Sydney Hobart: The cruel seas
Published on December 28th, 2015
Sydney, Australia (December 28, 2015) – For Ragamuffin and Rambler it has been a frustrating night – they should have arrived in Hobart in darkness – instead they wallowed under the black gloom of Tasman Island, waiting for the sun to rise.
The golden rule of the Rolex Sydney Hobart is get across Storm Bay and up the Derwent River before midnight. The Derwent is a country girl. She doesn’t like to stay up too late.
Even as Comanche glided towards Hobart late last night, the breeze was petering out, the last miles covered in fits and starts as little gusts delivered a tantalizing burst of speed then wafted away again. For her defeated rivals still off Tasman Island, the Derwent message was clear.
“Relax, chill out, you’re not seeing Hobart any time soon. I am going to give you all night to contemplate what might have been”.
The two wounded boats, both with smashed daggerboards, drifted just yards apart, the wags on Ragamuffin 100 whiling away the time Face Booking. “The tide is turning, should we put out the anchor? Passing the Iron Pot, hope there are some scallop pies left.”
They needn’t have worried, the pie shop would be well open, a new batch of pies in the oven by the time they tied up.
Further back up the coast and deep into Bass Strait the scene was similar. Not much breeze and parking lots everywhere.
“We just resorted to a round of chocolate biscuits to console ourselves after downloading the latest GFC weather forecast,” Wild Rose navigator Jenifer Wells emailed this morning.
“The high system is predicted to slow, adding an extra 25 hours to our ETA. Even the crew who were challenged by sea sickness in the big seas and 30 knot plus winds are not sure which conditions they prefer.”
This is what the Hobart specializes in. Bashing you about the ears for hours on end and then boring you to death. It is the cruelest of races at times.

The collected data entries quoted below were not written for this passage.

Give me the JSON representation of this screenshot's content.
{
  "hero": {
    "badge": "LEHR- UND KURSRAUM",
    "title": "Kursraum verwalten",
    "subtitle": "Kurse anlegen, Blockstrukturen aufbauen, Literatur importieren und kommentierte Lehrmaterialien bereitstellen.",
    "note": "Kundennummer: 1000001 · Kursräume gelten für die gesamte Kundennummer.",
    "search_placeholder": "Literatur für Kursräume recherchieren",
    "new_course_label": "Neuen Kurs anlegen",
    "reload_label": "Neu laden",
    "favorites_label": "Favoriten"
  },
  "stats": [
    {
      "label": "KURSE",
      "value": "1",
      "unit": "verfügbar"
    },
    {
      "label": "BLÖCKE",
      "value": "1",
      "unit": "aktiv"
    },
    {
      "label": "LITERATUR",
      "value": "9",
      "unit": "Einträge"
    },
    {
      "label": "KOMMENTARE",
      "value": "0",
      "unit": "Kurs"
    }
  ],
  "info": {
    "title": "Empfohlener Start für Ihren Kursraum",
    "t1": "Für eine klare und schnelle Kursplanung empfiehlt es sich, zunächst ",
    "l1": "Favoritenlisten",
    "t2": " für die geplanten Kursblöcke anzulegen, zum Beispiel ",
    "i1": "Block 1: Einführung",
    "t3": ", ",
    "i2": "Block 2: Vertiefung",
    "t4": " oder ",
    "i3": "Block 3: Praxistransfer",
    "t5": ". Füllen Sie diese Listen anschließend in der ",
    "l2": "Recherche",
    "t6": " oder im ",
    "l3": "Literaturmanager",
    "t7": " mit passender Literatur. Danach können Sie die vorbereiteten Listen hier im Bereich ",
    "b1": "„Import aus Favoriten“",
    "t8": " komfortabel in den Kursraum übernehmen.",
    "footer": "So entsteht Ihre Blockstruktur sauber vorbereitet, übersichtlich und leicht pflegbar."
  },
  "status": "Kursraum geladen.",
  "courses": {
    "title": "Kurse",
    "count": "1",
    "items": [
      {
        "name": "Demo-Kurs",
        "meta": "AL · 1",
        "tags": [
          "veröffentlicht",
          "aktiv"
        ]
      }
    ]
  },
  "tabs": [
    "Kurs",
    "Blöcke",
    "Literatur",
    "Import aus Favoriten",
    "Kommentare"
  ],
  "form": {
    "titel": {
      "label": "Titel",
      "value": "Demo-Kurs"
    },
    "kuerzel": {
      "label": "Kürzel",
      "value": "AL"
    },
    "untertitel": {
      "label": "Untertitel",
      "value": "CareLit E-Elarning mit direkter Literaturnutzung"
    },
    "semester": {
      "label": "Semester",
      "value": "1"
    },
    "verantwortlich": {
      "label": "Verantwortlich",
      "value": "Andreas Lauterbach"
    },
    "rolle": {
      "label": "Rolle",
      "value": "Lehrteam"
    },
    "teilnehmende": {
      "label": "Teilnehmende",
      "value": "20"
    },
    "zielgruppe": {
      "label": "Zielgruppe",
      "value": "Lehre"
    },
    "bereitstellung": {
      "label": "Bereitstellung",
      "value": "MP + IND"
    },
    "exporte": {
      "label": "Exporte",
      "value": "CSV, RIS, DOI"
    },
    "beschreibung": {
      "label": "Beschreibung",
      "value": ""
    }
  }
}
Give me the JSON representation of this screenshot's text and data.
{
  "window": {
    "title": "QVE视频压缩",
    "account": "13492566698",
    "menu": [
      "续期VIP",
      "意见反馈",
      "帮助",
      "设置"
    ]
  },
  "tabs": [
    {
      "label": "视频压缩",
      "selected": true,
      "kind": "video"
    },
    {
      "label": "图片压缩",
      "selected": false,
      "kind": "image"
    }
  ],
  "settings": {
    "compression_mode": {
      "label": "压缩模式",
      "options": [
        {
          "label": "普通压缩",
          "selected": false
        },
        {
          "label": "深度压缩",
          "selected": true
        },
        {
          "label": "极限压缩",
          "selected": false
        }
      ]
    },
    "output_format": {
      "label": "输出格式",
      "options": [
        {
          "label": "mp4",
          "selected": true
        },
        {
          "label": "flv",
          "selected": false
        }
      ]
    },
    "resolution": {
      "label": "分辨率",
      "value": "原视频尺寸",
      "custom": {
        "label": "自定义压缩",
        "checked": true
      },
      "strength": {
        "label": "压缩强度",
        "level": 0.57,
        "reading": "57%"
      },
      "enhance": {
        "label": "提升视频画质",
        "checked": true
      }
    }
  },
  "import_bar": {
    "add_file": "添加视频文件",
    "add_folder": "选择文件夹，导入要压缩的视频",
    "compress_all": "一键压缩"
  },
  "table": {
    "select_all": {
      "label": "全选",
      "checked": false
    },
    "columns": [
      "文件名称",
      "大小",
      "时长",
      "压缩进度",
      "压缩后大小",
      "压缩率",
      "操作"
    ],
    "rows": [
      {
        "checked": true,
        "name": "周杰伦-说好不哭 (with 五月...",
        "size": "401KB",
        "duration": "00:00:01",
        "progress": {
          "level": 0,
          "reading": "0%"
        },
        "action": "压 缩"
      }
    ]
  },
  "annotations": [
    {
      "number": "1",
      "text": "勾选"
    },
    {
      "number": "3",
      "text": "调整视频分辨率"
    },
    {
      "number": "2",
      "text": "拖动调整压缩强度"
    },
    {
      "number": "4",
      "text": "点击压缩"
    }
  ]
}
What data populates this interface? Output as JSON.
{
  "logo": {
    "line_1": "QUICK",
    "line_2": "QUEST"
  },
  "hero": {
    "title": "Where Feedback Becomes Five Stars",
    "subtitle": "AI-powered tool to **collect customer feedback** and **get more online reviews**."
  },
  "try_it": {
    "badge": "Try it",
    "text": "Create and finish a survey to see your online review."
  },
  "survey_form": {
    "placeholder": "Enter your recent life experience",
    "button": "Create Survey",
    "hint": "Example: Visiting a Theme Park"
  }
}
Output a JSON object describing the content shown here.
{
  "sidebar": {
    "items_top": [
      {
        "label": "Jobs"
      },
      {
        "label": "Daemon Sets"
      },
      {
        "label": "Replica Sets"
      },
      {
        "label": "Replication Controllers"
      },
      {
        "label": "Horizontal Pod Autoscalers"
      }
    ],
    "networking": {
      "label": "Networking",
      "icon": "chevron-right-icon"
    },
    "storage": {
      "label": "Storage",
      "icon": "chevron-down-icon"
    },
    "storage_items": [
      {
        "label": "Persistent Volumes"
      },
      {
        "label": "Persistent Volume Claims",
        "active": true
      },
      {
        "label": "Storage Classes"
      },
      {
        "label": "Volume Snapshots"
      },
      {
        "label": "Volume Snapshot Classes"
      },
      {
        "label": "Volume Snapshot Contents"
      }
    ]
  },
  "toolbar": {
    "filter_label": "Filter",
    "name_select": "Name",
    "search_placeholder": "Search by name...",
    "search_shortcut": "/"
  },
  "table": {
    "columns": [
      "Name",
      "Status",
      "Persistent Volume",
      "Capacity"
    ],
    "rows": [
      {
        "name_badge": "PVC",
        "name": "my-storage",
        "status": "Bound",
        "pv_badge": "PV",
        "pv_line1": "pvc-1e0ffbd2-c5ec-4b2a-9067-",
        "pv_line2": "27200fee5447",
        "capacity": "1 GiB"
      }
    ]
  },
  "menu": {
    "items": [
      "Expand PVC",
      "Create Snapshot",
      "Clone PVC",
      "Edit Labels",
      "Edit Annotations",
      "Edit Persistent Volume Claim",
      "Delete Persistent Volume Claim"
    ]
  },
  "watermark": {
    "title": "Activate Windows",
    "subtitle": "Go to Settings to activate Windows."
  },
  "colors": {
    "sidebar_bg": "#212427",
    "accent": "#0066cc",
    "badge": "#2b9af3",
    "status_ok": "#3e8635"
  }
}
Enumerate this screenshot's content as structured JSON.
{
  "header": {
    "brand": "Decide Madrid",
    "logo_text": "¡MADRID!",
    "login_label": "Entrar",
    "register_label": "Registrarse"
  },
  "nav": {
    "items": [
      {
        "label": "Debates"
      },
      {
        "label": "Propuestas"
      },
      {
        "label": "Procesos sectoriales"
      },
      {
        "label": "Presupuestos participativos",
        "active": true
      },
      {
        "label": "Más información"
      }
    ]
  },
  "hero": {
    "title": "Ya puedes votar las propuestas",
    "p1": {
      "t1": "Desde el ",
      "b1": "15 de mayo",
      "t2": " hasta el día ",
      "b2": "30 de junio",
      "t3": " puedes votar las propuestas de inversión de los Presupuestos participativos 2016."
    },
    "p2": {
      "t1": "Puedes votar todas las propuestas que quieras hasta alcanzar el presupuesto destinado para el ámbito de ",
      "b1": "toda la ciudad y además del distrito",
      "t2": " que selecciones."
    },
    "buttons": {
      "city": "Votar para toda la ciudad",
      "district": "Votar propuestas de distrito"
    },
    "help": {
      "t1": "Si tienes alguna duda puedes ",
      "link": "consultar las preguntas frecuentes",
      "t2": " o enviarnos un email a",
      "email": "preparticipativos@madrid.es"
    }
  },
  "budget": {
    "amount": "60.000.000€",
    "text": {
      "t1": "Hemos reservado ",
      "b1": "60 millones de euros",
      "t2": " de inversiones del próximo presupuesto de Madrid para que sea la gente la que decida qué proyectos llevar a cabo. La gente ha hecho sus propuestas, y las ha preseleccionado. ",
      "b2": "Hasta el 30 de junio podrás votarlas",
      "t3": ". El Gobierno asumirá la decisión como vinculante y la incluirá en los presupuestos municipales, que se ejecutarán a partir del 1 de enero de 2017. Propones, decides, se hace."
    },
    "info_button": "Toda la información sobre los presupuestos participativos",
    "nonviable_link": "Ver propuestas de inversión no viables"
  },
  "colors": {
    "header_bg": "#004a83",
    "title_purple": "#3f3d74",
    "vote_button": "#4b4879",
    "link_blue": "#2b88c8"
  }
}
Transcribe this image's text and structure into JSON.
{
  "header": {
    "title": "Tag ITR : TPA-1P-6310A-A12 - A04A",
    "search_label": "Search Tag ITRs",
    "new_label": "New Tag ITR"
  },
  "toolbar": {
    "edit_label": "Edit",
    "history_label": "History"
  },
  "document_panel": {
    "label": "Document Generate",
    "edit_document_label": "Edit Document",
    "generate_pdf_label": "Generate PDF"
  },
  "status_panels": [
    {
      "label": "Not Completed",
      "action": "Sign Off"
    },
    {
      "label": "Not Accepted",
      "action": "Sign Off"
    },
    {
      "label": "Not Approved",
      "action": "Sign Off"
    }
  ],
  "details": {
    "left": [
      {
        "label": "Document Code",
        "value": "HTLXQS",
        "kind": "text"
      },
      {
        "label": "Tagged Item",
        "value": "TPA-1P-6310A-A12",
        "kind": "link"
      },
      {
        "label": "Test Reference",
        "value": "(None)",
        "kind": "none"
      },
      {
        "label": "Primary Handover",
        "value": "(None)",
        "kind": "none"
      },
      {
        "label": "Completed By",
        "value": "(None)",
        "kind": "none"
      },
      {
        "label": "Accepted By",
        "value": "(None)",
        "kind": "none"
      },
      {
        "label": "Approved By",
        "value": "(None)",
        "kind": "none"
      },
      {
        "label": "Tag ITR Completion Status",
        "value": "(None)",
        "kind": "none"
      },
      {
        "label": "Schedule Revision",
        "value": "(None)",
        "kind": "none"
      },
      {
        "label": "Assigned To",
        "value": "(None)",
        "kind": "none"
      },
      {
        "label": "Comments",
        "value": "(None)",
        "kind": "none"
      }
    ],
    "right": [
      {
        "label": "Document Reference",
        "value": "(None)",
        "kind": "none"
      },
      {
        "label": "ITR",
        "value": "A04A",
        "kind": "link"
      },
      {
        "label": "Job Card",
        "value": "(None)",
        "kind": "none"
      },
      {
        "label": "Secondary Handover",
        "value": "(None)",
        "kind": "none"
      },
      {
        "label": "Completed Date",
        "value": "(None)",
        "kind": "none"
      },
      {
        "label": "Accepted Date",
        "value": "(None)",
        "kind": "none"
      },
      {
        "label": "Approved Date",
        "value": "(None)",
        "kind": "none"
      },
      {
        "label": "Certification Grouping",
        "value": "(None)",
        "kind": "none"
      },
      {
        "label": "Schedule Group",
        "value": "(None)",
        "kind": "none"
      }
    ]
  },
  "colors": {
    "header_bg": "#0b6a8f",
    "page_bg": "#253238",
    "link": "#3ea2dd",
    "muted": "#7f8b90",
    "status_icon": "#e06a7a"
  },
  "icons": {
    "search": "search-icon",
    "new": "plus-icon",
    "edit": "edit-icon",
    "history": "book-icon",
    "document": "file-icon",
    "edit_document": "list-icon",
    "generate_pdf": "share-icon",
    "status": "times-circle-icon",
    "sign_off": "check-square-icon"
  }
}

The wind is expected to pick up around Tasmania today, pushing the mid-sized boats home at long last. The drifter has dissolved any chance Rambler had of winning on handicap, but a host of boats, of all sizes, remain in contention.
The French Archambault 13 Teasing Machine is in the lead. She’s been up around the top of the ladder for 12 hours. Then there are a couple of TP52s, Ragamuffin 52 and Balance, Rush, a Farr 45, Imagination, a Beneteau 47 cruiser racer and the 60 foot grand prix yachts, Chinese Whisper and Ichi Ban – locked into a battle of their own since early in the race.
What happens off Tasmania today will most likely decide the winner of the 2015 Rolex Sydney Hobart. Almost certainly the victor will be tied up in Hobart well before sunset, because this evening the wind will die again, and stay comatose throughout tomorrow.
By Jim Gale, RSHYR media
Background: The 71st edition of the Rolex Sydney Hobart Yacht Race starts December 26 in Sydney Harbor, taking an entry list of 109 boats along the 628 nautical mile course to Hobart that is often described as the most grueling long ocean race in the world.